Should Your Investors Control Your Accounting Process?
When you are running a startup, you are managing many different process. Typically, you are in charge of sales, product or service development, accounting & financial management, human resources, and everything else that is coming down the pipe. While in a perfect world, you would outsource those functions to experts to manage them, there is not always the funds or resources available to do so. Therefore, when an investor (venture capital, angel, etc.) to your company offers to take over the accounting function off your plate, it is very tempting to let them do it. Usually, they will do it for free or very cheap. This seems like a win/win right? You get a major function and process of your business off of your plate and you get to utilize the scale of your investor do the job right. However, this may not seem like the slam dunk that you think it is. If your investor takes over the accounting process in your business, they are taking control over a major part of your business and you may not even realize it.
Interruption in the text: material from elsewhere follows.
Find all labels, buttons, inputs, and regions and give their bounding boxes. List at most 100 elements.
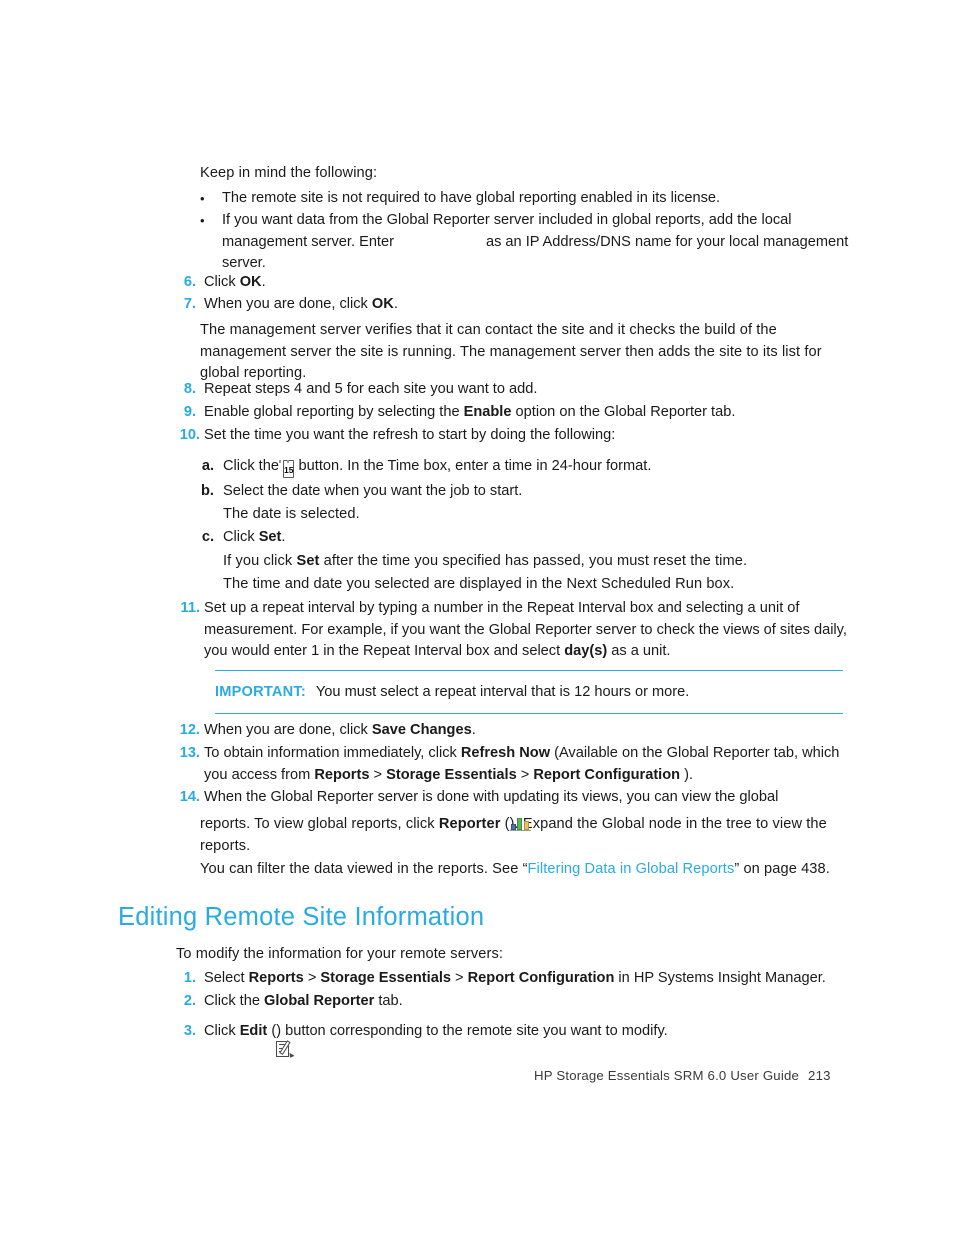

The accounting function is an integral part of any startup. The data obtained from keeping accurate books and records allows you to make actionable decisions in running the business. Keeping accurate books and records also helps you manage your cash flow and run the business in a functional way. A lot of startups will outsource this function to a CPA or accounting professional that they have chosen and who is aligned directly with their business and its founders. They are a critical ally to the success of the business. However, if this function is outsourced to the investor’s team, you have now lost that ally to your business. The investor and the founders of the company do not always have the same goals for the business. The investor’s first goal is the integrity of their investment and the ability to obtain a return on their investment. The outsourcing of the accounting process to the investor can strip away the startup’s ability to make real time actionable decisions. The investor’s accounting team is beholden only to the investor and the ability to get data from the books and records may become difficult or not timely. Allowing the investor to own the accounting process allows them the ability to question or second guess your expenditures or take control over the cash management process. The founder becomes then almost an employee to the investor and loses the ability to maintain control of the financial management of the business. Losing control of this means losing control over a substantial part of the operations of the business.
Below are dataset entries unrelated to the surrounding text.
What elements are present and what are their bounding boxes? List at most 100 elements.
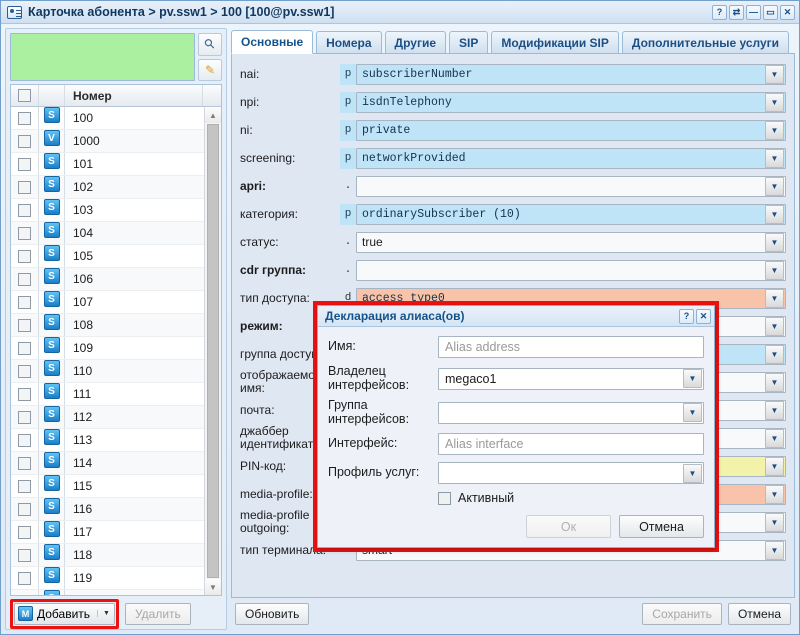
active-checkbox-row[interactable]: Активный	[438, 491, 704, 505]
help-button[interactable]: ?	[712, 4, 727, 20]
search-button[interactable]: ⚲	[198, 33, 222, 56]
select-all-cell[interactable]	[11, 85, 39, 106]
close-button[interactable]: ✕	[780, 4, 795, 20]
dialog-cancel-button[interactable]: Отмена	[619, 515, 704, 538]
tab-2[interactable]: Номера	[316, 31, 382, 53]
scroll-up-icon[interactable]: ▲	[205, 107, 221, 123]
table-row[interactable]: S 116	[11, 498, 204, 521]
table-row[interactable]: S 104	[11, 222, 204, 245]
table-row[interactable]: S 119	[11, 567, 204, 590]
chevron-down-icon[interactable]: ▼	[765, 456, 784, 476]
row-checkbox[interactable]	[18, 295, 31, 309]
chevron-down-icon[interactable]: ▼	[765, 120, 784, 140]
row-checkbox[interactable]	[18, 226, 31, 240]
field-select[interactable]: ▼	[356, 259, 786, 281]
row-select-cell[interactable]	[11, 429, 39, 451]
dialog-field-3[interactable]: ▼	[438, 401, 704, 424]
tab-3[interactable]: Другие	[384, 31, 446, 53]
dialog-help-button[interactable]: ?	[679, 308, 694, 324]
table-row[interactable]: S 105	[11, 245, 204, 268]
row-checkbox[interactable]	[18, 341, 31, 355]
chevron-down-icon[interactable]: ▼	[683, 369, 702, 388]
tab-1[interactable]: Основные	[231, 30, 314, 54]
table-row[interactable]: S 103	[11, 199, 204, 222]
save-button[interactable]: Сохранить	[642, 603, 722, 625]
row-select-cell[interactable]	[11, 475, 39, 497]
row-select-cell[interactable]	[11, 199, 39, 221]
dialog-field-5[interactable]: ▼	[438, 462, 704, 484]
table-row[interactable]: S 120	[11, 590, 204, 595]
table-row[interactable]: S 111	[11, 383, 204, 406]
chevron-down-icon[interactable]: ▼	[765, 260, 784, 280]
table-row[interactable]: S 108	[11, 314, 204, 337]
chevron-down-icon[interactable]: ▼	[765, 64, 784, 84]
row-select-cell[interactable]	[11, 245, 39, 267]
delete-button[interactable]: Удалить	[124, 602, 191, 625]
row-checkbox[interactable]	[18, 157, 31, 171]
table-row[interactable]: S 118	[11, 544, 204, 567]
row-checkbox[interactable]	[18, 272, 31, 286]
active-checkbox[interactable]	[438, 491, 451, 505]
chevron-down-icon[interactable]: ▼	[765, 316, 784, 336]
chevron-down-icon[interactable]: ▼	[683, 403, 702, 422]
row-select-cell[interactable]	[11, 360, 39, 382]
row-select-cell[interactable]	[11, 337, 39, 359]
table-row[interactable]: S 112	[11, 406, 204, 429]
row-select-cell[interactable]	[11, 567, 39, 589]
table-row[interactable]: S 117	[11, 521, 204, 544]
dialog-field-2[interactable]: megaco1 ▼	[438, 367, 704, 390]
table-row[interactable]: S 100	[11, 107, 204, 130]
number-column-header[interactable]: Номер	[65, 85, 203, 106]
row-checkbox[interactable]	[18, 594, 31, 595]
row-select-cell[interactable]	[11, 176, 39, 198]
row-checkbox[interactable]	[18, 456, 31, 470]
row-select-cell[interactable]	[11, 521, 39, 543]
chevron-down-icon[interactable]: ▼	[683, 463, 702, 483]
table-row[interactable]: S 106	[11, 268, 204, 291]
add-button[interactable]: M Добавить ▼	[14, 602, 115, 625]
row-checkbox[interactable]	[18, 180, 31, 194]
row-select-cell[interactable]	[11, 222, 39, 244]
row-select-cell[interactable]	[11, 452, 39, 474]
field-select[interactable]: true ▼	[356, 231, 786, 253]
row-checkbox[interactable]	[18, 364, 31, 378]
chevron-down-icon[interactable]: ▼	[765, 344, 784, 364]
row-checkbox[interactable]	[18, 134, 31, 148]
chevron-down-icon[interactable]: ▼	[765, 400, 784, 420]
row-checkbox[interactable]	[18, 571, 31, 585]
chevron-down-icon[interactable]: ▼	[765, 176, 784, 196]
row-checkbox[interactable]	[18, 433, 31, 447]
table-row[interactable]: S 102	[11, 176, 204, 199]
row-select-cell[interactable]	[11, 498, 39, 520]
field-select[interactable]: ▼	[356, 175, 786, 197]
row-checkbox[interactable]	[18, 318, 31, 332]
dialog-close-button[interactable]: ✕	[696, 308, 711, 324]
refresh-button[interactable]: ⇄	[729, 4, 744, 20]
chevron-down-icon[interactable]: ▼	[765, 204, 784, 224]
field-select[interactable]: networkProvided ▼	[356, 147, 786, 169]
row-checkbox[interactable]	[18, 479, 31, 493]
row-select-cell[interactable]	[11, 291, 39, 313]
table-row[interactable]: V 1000	[11, 130, 204, 153]
field-select[interactable]: private ▼	[356, 119, 786, 141]
cancel-button[interactable]: Отмена	[727, 603, 791, 625]
chevron-down-icon[interactable]: ▼	[765, 428, 784, 448]
tab-6[interactable]: Дополнительные услуги	[621, 31, 790, 53]
row-select-cell[interactable]	[11, 544, 39, 566]
search-input[interactable]	[10, 33, 195, 81]
chevron-down-icon[interactable]: ▼	[765, 148, 784, 168]
table-row[interactable]: S 109	[11, 337, 204, 360]
table-row[interactable]: S 113	[11, 429, 204, 452]
row-select-cell[interactable]	[11, 383, 39, 405]
table-row[interactable]: S 101	[11, 153, 204, 176]
refresh-form-button[interactable]: Обновить	[235, 603, 310, 625]
row-select-cell[interactable]	[11, 268, 39, 290]
table-row[interactable]: S 110	[11, 360, 204, 383]
tab-5[interactable]: Модификации SIP	[491, 31, 619, 53]
chevron-down-icon[interactable]: ▼	[97, 610, 110, 617]
maximize-button[interactable]: ▭	[763, 4, 778, 20]
select-all-checkbox[interactable]	[18, 89, 31, 102]
chevron-down-icon[interactable]: ▼	[765, 372, 784, 392]
row-checkbox[interactable]	[18, 502, 31, 516]
dialog-field-1[interactable]: Alias address	[438, 336, 704, 358]
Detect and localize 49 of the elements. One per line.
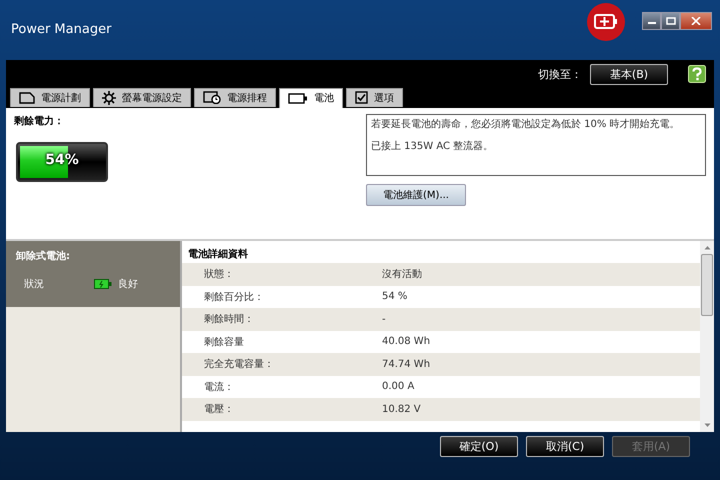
- detail-label: 狀態：: [203, 268, 235, 282]
- maximize-icon: [666, 17, 676, 25]
- detail-label: 剩餘容量: [203, 336, 245, 349]
- tab[interactable]: 電池: [279, 88, 343, 108]
- dialog-button[interactable]: 確定(O): [440, 436, 518, 458]
- scrollbar[interactable]: [700, 241, 714, 432]
- tab[interactable]: 電源計劃: [10, 88, 90, 107]
- battery-maintenance-button[interactable]: 電池維護(M)...: [366, 184, 466, 206]
- close-icon: [691, 17, 701, 25]
- status-label: 狀況: [24, 278, 44, 292]
- close-button[interactable]: [680, 12, 712, 30]
- detail-label: 剩餘百分比：: [203, 290, 265, 304]
- battery-charging-icon: [94, 279, 112, 290]
- status-value: 良好: [118, 278, 138, 292]
- info-text: 已接上 135W AC 整流器。: [371, 140, 494, 153]
- battery-logo-icon: [586, 2, 626, 42]
- battery-icon: [288, 92, 308, 104]
- maximize-button[interactable]: [661, 12, 680, 30]
- gear-icon: [102, 90, 116, 105]
- details-title: 電池詳細資料: [187, 248, 249, 262]
- basic-mode-button[interactable]: 基本(B): [590, 64, 668, 85]
- switch-label: 切換至：: [538, 66, 582, 82]
- clock-screen-icon: [203, 91, 221, 104]
- detail-value: 10.82 V: [382, 404, 421, 415]
- tab[interactable]: 選項: [346, 88, 403, 107]
- detail-value: 40.08 Wh: [382, 336, 430, 348]
- info-text: 若要延長電池的壽命，您必須將電池設定為低於 10% 時才開始充電。: [371, 118, 681, 131]
- minimize-button[interactable]: [642, 12, 661, 30]
- scrollbar-thumb[interactable]: [701, 254, 713, 316]
- dialog-button[interactable]: 取消(C): [526, 436, 604, 458]
- help-icon[interactable]: [688, 65, 706, 84]
- detail-value: 0.00 A: [382, 381, 414, 392]
- remaining-power-label: 剩餘電力：: [14, 114, 65, 128]
- detail-value: 54 %: [382, 291, 408, 302]
- detail-label: 電流：: [203, 380, 235, 394]
- scroll-up-icon[interactable]: [704, 245, 710, 250]
- checkbox-icon: [355, 91, 368, 104]
- detail-label: 電壓：: [203, 403, 235, 416]
- detail-value: -: [382, 314, 386, 325]
- detail-value: 74.74 Wh: [382, 358, 430, 370]
- window-title: Power Manager: [11, 22, 112, 37]
- scroll-down-icon[interactable]: [704, 423, 710, 428]
- removable-battery-title: 卸除式電池:: [16, 250, 71, 264]
- page-icon: [19, 92, 35, 104]
- detail-value: 沒有活動: [382, 268, 422, 282]
- detail-label: 完全充電容量：: [203, 358, 275, 372]
- detail-label: 剩餘時間：: [203, 312, 255, 326]
- tab[interactable]: 螢幕電源設定: [93, 88, 191, 107]
- tab[interactable]: 電源排程: [194, 88, 276, 107]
It is critical for founders of a startup to be able to control and manage their business. Using outsourced assistance in doing so can be a very important part of managing the business. Therefore, it is important to chose those experts wisely and make sure they are aligned with your vision of the startup. Outsourcing critical functions to the management of your investor may seem prudent at first, but doing so also allows the investor take control over a major function of the business and founders need to know the control they are giving to someone with different goals of the startup. Outsourcing the accounting function to a CPA or accounting professional of your choosing allow you to maintain that control.